João
Bosco Botelho
Sendo
Deus perfeito na essência e criador de tudo e todos, também poderia curar doenças,
como forma de representação de poder junto aos homens. Nada poderia ser demonstrativo
de maior poder do que aumentar o tempo de vida dos homens, mortais em si mesmos,
porque quanto mais vivessem, menos mortais se tornariam.
Se
a doença era a determinante da morte e deixava clara a inevitabilidade do fim
da vida, só poderia ser consequência da ação maléfica do anti-deus, no sentido
de demônio e diabo, também como forma de demonstrar o poder contrário ao de
Deus.
A
polarização Deus e anti-deus consolidou a eterna e também mítica luta entre o
bem e o mal, visto que, só e unicamente pela força bondosa de Deus, os humanos
poderiam vencer o anti-deus e superar as doenças.
Algumas
passagens bíblicas tornam claro o importante papel dos sacerdotes, na qualidade
de representantes de Deus, autorizados a curar.
Esse
simbolismo metafórico e religioso da saúde e da doença, como consciência da
materialidade do corpo, se mostrou tão forte que alcançou as promessas
escatológicas dos profetas. Algumas delas definem que, no fim dos tempos, não
haverá enfermos nem sofrimentos e lágrimas.
A
historicidade escatológica do NT impôs a separação definitiva da religião
judaica da cristã. O judaísmo continua esperando o Messias, enquanto o cristianismo
considera a ressurreição de Cristo como a prova de sua identidade como Filho de
Deus e a vitória da vida sobre a morte e promessa da vida eterna.
O
NT reproduziu alguns parâmetros do AT sobre a manifestação das enfermidades e
da prática dos curadores. Nesses pontos, uma das diferenças marcantes entre o
AT e o NT reside na fé de que Jesus Cristo, o filho de Deus tornado homem,
curou e ressuscitou os mortos.
Nos
muitos registros deixados pelos Apóstolos, Jesus Cristo encontrou e curou muitos
doentes. Ele compreendeu as doenças de modo semelhante aos profetas do AT e o sofrimento
ligado ao pecado.
As
passagens do NT sobre as curas assumiram grande importância no apostolado de Jesus
Cristo porque foram descritas com igual destaque pelos Apóstolos e incontáveis
pessoas, ao longo dos séculos, nas representações na arte e literatura, desde os
primeiros tempos do cristianismo primitivo.
No
NT, as doenças também são justificadas pela equação pecado-castigo, onde a ação
do anti-deus sobre a integridade dos homens é a grande determinante, enquanto a
expulsão do corpo representa a cura e o perdão dos pecados.

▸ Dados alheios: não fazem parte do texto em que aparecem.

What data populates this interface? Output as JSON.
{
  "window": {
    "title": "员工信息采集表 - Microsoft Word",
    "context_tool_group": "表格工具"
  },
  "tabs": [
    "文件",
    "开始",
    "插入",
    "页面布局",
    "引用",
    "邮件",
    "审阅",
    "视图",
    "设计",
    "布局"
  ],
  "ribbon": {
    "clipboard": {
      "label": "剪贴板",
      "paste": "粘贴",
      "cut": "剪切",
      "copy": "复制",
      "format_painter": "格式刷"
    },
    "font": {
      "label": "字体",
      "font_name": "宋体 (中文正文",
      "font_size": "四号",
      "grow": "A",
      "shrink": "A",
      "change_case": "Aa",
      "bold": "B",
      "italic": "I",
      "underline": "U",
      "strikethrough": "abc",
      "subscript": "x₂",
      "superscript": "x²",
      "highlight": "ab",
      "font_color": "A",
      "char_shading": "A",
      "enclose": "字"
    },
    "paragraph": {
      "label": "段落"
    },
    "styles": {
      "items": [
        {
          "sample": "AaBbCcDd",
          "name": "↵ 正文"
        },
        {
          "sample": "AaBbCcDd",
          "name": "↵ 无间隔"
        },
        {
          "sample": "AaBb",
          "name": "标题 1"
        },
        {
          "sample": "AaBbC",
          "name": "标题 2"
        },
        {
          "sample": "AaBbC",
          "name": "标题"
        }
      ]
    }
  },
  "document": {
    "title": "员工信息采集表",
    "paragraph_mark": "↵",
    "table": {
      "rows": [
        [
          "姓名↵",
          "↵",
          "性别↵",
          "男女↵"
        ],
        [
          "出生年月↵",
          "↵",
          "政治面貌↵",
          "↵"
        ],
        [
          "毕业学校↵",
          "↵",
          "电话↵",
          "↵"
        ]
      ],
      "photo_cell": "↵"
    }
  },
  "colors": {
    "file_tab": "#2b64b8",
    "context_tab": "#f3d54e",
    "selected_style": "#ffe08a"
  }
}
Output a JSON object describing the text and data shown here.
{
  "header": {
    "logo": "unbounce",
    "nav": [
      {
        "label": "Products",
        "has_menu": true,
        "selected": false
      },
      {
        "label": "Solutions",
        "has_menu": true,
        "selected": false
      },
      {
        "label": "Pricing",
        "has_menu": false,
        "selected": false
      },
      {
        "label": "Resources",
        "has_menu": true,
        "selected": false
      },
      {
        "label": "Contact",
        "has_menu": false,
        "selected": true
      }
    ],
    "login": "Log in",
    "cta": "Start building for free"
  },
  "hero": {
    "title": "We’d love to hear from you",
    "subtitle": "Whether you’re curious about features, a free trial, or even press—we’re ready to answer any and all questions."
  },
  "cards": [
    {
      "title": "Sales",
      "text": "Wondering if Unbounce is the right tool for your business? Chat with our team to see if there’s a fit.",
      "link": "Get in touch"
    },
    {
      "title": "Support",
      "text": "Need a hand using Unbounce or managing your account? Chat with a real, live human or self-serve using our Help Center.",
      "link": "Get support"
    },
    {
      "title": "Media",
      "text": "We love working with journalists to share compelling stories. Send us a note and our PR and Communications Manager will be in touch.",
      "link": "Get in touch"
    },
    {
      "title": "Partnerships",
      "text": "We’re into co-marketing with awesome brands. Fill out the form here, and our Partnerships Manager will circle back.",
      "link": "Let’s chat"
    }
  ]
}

A saúde e a doença continuaram
resultantes da luta entre o bem e o mal, simbolizando, respectivamente Deus e o
anti-deus.
A
representação metafórica da doença no NT assume a forma de uma consciência
corpórea no pecador, cujo peso das faltas cometidas contra a Lei macula a obra
da Criação perfeita em si mesma. A cura dos cegos, leprosos, paralíticos e
loucos acaba por legitimar o magistério de Jesus como Filho de Deus e confirmar
a promessa dos profetas.
Muitas
passagens do NT também procuraram desacreditar os adivinhos e fazedores de prodígio,
que desafiavam o poder de Deus. Os milagres assumiram grande significado na
legitimação do cristianismo, já que estavam contidos nas antigas promessas dos
profetas. Assim, Jesus Cristo também foi compreendido como o maior de todos os
taumaturgos.
Igualmente,
é possível perceber diferenças fundamentais no trato que o AT e o NT deram aos
cuidados coletivos com a saúde. Enquanto o primeiro é rico em recomendações
higiênico-dietéticas, relacionadas com as necessidades da época, o segundo
ficou quase estritamente ligado ao enfoque salvífico ou condenatório pessoal.
O
poder de Jesus para curar os doentes foi transmitido aos apóstolos como
condição fundamental para evangelização, em Mt 10, 1: Chamou os doze discípulos e deu-lhes autoridade de expulsar os espíritos
imundos e de curar toda a sorte de males e enfermidades, e em Mc 16, 17-18:
Estes são os sinais que acompanharão os que
tiverem crido: em meu nome expulsarão demônios, falarão em novas línguas,
pegarão em serpentes, e se beberem algum veneno mortífero, nada sofrerão;imporão
as mãos sobre os enfermos, e estes ficarão curados.
Estas
duas passagens do NT representam dois dos mais importantes símbolos cristãos
que contribuíram na consolidação da catequese salvífica, especialmente, na colonização das Américas.